We automatically detect and handle that case.

In [None]:
entries = list(extract_dir.iterdir())
subdirs = [p for p in entries if p.is_dir()]
image_exts = ('.jpg', '.jpeg', '.png')
has_images = any(p.is_file() and p.suffix.lower() in image_exts for p in entries)

if len(subdirs) == 1 and not has_images:
    inner = subdirs[0]
    print(f"Detected extra inner folder: {inner.name}. Flattening...")
    for item in inner.iterdir():
        shutil.move(str(item), extract_dir / item.name)
    inner.rmdir()
else:
    print("No flatten needed.")

dataset_root = extract_dir
print(f"Dataset root set to: {dataset_root}")

## Step 4: Prepare train and validation folders
We create new `train` and `val` directories under `data/processed/`,
cleaning any existing ones to ensure a fresh split.

In [None]:
plantvillage_root = Path(DATA_PROCESSED_DIR) / "PlantVillage"
train_dir = plantvillage_root / "train"
val_dir = plantvillage_root / "val"

for d in (train_dir, val_dir):
    if d.exists():
        shutil.rmtree(d)
    d.mkdir(parents=True, exist_ok=True)

print("Train and validation directories are ready.")

## Step 5: Split the dataset
We shuffle all images in each class and split them into:
* 80% training data
* 20% validation data

Then, we copy (or move) the images into their respective class folders.

In [None]:
split_ratio = 0.8
classes = [p for p in dataset_root.iterdir() if p.is_dir()]
print(f"Found {len(classes)} classes:")

image_exts = ('.jpg', '.jpeg', '.png')

for class_path in classes:
    print(" -", class_path.name)

    images = [p for p in class_path.iterdir() if p.is_file() and p.suffix.lower() in image_exts]
    if not images:
        print(f"No images found in {class_path.name}, skipping.")
        continue

    random.shuffle(images)
    split_idx = int(len(images) * split_ratio)
    train_images = images[:split_idx]
    val_images = images[split_idx:]

    (train_dir / class_path.name).mkdir(parents=True, exist_ok=True)
    (val_dir / class_path.name).mkdir(parents=True, exist_ok=True)

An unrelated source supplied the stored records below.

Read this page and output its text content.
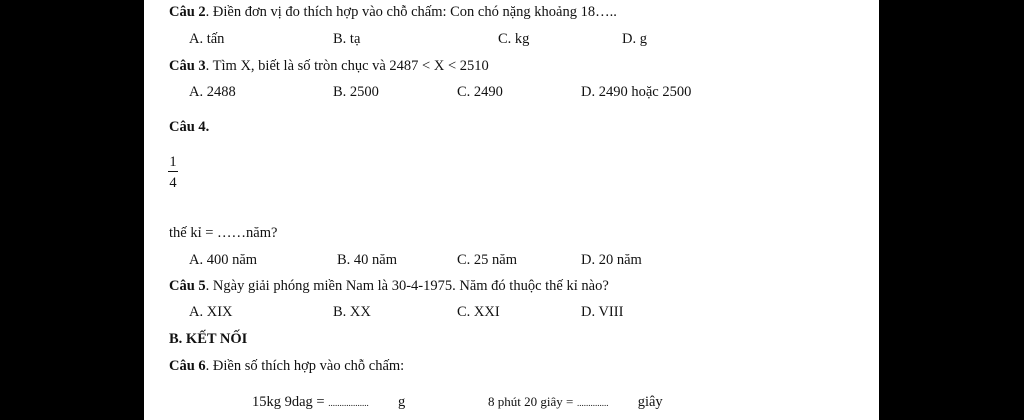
Câu 2. Điền đơn vị đo thích hợp vào chỗ chấm: Con chó nặng khoảng 18…..
A. tấn	B. tạ	C. kg	D. g
Câu 3. Tìm X, biết là số tròn chục và 2487 < X < 2510
A. 2488	B. 2500	C. 2490	D. 2490 hoặc 2500
Câu 4.
1
4
thế kỉ = ……năm?
A. 400 năm	B. 40 năm	C. 25 năm	D. 20 năm
Câu 5. Ngày giải phóng miền Nam là 30-4-1975. Năm đó thuộc thế kỉ nào?
A. XIX	B. XX	C. XXI	D. VIII
B. KẾT NỐI
Câu 6. Điền số thích hợp vào chỗ chấm:
15kg 9dag = .................. g	8 phút 20 giây = .............. giây
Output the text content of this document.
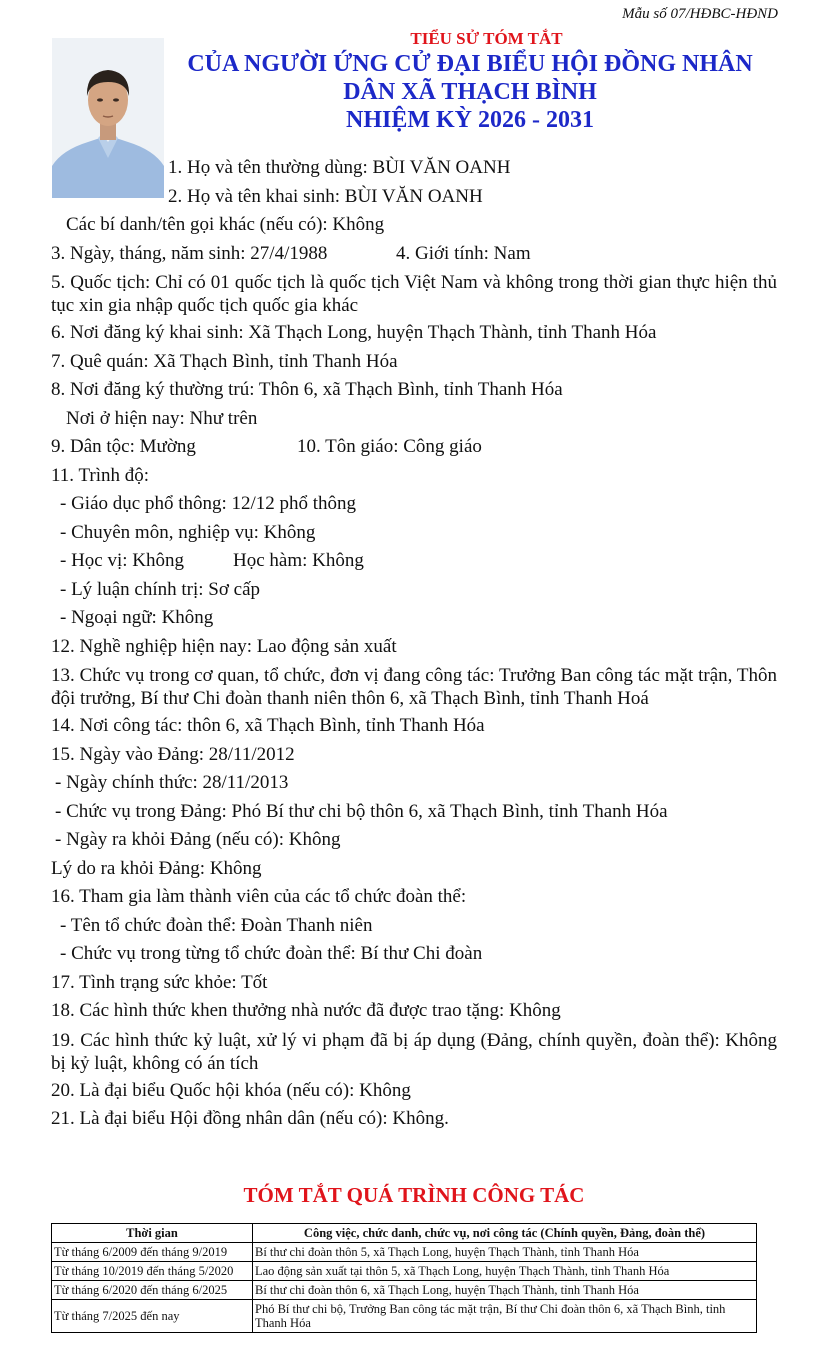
Mẫu số 07/HĐBC-HĐND
TIỂU SỬ TÓM TẮT
CỦA NGƯỜI ỨNG CỬ ĐẠI BIỂU HỘI ĐỒNG NHÂN
DÂN XÃ THẠCH BÌNH
NHIỆM KỲ 2026 - 2031
1. Họ và tên thường dùng: BÙI VĂN OANH
2. Họ và tên khai sinh: BÙI VĂN OANH
Các bí danh/tên gọi khác (nếu có): Không
3. Ngày, tháng, năm sinh: 27/4/1988	4. Giới tính: Nam
5. Quốc tịch: Chỉ có 01 quốc tịch là quốc tịch Việt Nam và không trong thời gian thực hiện thủ tục xin gia nhập quốc tịch quốc gia khác
6. Nơi đăng ký khai sinh: Xã Thạch Long, huyện Thạch Thành, tỉnh Thanh Hóa
7. Quê quán: Xã Thạch Bình, tỉnh Thanh Hóa
8. Nơi đăng ký thường trú: Thôn 6, xã Thạch Bình, tỉnh Thanh Hóa
Nơi ở hiện nay: Như trên
9. Dân tộc: Mường	10. Tôn giáo: Công giáo
11. Trình độ:
- Giáo dục phổ thông: 12/12 phổ thông
- Chuyên môn, nghiệp vụ: Không
- Học vị: Không	Học hàm: Không
- Lý luận chính trị: Sơ cấp
- Ngoại ngữ: Không
12. Nghề nghiệp hiện nay: Lao động sản xuất
13. Chức vụ trong cơ quan, tổ chức, đơn vị đang công tác: Trưởng Ban công tác mặt trận, Thôn đội trưởng, Bí thư Chi đoàn thanh niên thôn 6, xã Thạch Bình, tỉnh Thanh Hoá
14. Nơi công tác: thôn 6, xã Thạch Bình, tỉnh Thanh Hóa
15. Ngày vào Đảng: 28/11/2012
- Ngày chính thức: 28/11/2013
- Chức vụ trong Đảng: Phó Bí thư chi bộ thôn 6, xã Thạch Bình, tỉnh Thanh Hóa
- Ngày ra khỏi Đảng (nếu có): Không
Lý do ra khỏi Đảng: Không
16. Tham gia làm thành viên của các tổ chức đoàn thể:
- Tên tổ chức đoàn thể: Đoàn Thanh niên
- Chức vụ trong từng tổ chức đoàn thể: Bí thư Chi đoàn
17. Tình trạng sức khỏe: Tốt
18. Các hình thức khen thưởng nhà nước đã được trao tặng: Không
19. Các hình thức kỷ luật, xử lý vi phạm đã bị áp dụng (Đảng, chính quyền, đoàn thể): Không bị kỷ luật, không có án tích
20. Là đại biểu Quốc hội khóa (nếu có): Không
21. Là đại biểu Hội đồng nhân dân (nếu có): Không.
TÓM TẮT QUÁ TRÌNH CÔNG TÁC
Thời gian	Công việc, chức danh, chức vụ, nơi công tác (Chính quyền, Đảng, đoàn thể)
Từ tháng 6/2009 đến tháng 9/2019	Bí thư chi đoàn thôn 5, xã Thạch Long, huyện Thạch Thành, tỉnh Thanh Hóa
Từ tháng 10/2019 đến tháng 5/2020	Lao động sản xuất tại thôn 5, xã Thạch Long, huyện Thạch Thành, tỉnh Thanh Hóa
Từ tháng 6/2020 đến tháng 6/2025	Bí thư chi đoàn thôn 6, xã Thạch Long, huyện Thạch Thành, tỉnh Thanh Hóa
Từ tháng 7/2025 đến nay	Phó Bí thư chi bộ, Trưởng Ban công tác mặt trận, Bí thư Chi đoàn thôn 6, xã Thạch Bình, tỉnh Thanh Hóa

    for img in train_images:
        shutil.copy(img, train_dir / class_path.name / img.name)
    for img in val_images:
        shutil.copy(img, val_dir / class_path.name / img.name)

    print(f"{class_path.name}: {len(train_images)} train, {len(val_images)} val")

print("Dataset split completed.")

## Step 6: Verify the split
We check that both the training and validation sets contain the expected number of images.

In [None]:
def count_images(folder):
    exts = ('.jpg', '.jpeg', '.png')
    return sum(1 for p in folder.rglob("*") if p.is_file() and p.suffix.lower() in exts)

train_count = count_images(train_dir)
val_count = count_images(val_dir)

print(f"Total training images: {train_count}")
print(f"Total validation images: {val_count}")

## Conclusion
We now have a clean and well-structured dataset ready for model training.

* The dataset was extracted and split successfully.
* Train and validation directories follow the same class hierarchy.
* Randomization ensures a fair split for evaluation.

Next step: we can load the datasets in TensorFlow or PyTorch using `image_dataset_from_directory()` and start training the CNN model.